Inferring Boundary Information of Discontinuous-Domain Proteins

Wetlaufer introduced the classification of domains into continuous and discontinuous. Continuous domains form from a single-chain segment and discontinuous domains are composed of two or more chain segments. Richardson identified approximately 100 domains in her review. Her assignment was based on the concepts that the domain would be independently stable and/or could undergo rigid-body-like movements with respect to the entire protein.
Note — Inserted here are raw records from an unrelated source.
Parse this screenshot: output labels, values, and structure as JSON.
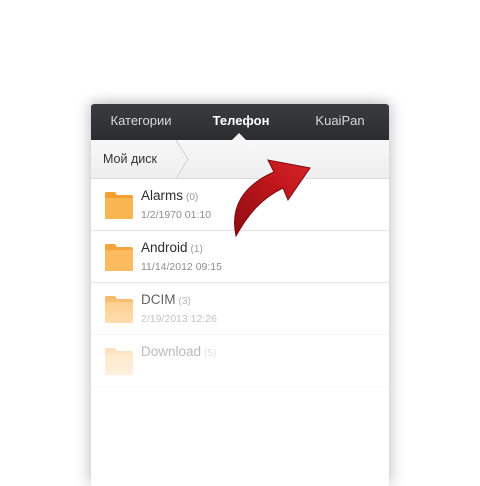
{
  "tabs": [
    {
      "label": "Категории",
      "active": false
    },
    {
      "label": "Телефон",
      "active": true
    },
    {
      "label": "KuaiPan",
      "active": false
    }
  ],
  "breadcrumb": {
    "label": "Мой диск"
  },
  "files": [
    {
      "name": "Alarms",
      "count": "(0)",
      "date": "1/2/1970 01:10",
      "icon": "folder-icon"
    },
    {
      "name": "Android",
      "count": "(1)",
      "date": "11/14/2012 09:15",
      "icon": "folder-icon"
    },
    {
      "name": "DCIM",
      "count": "(3)",
      "date": "2/19/2013 12:26",
      "icon": "folder-icon"
    },
    {
      "name": "Download",
      "count": "(5)",
      "date": "",
      "icon": "folder-icon"
    }
  ],
  "colors": {
    "tabbar": "#2f3134",
    "folder": "#f9ae4b",
    "arrow": "#c0161c"
  }
}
There are now several instances where structurally similar domains occur in different proteins in the absence of noticeable sequence similarity. Possibly, the most notable of such domains is the trios-phosphate isomerase (TIM) barrel. With the increase in the number of known sequences, computer algorithms are required to identify the discontinuous domain of an unknown protein chain in order to determine its structure and function. We have developed a novel algorithm for discontinuous-domain boundary prediction based on a machine learning algorithm and interresidue contact interactions values. We have used 415 proteins, including 100 discontinuous-domain chains for training. There is no method available that is designed solely on a sequence based for the prediction of discontinuous domain. DomainDiscovery performed significantly well compared to the structure-based methods like structural classification of proteins (SCOP), class, architecture, topology and homologous superfamily (CATH), and DOMain MAKer (DOMAK).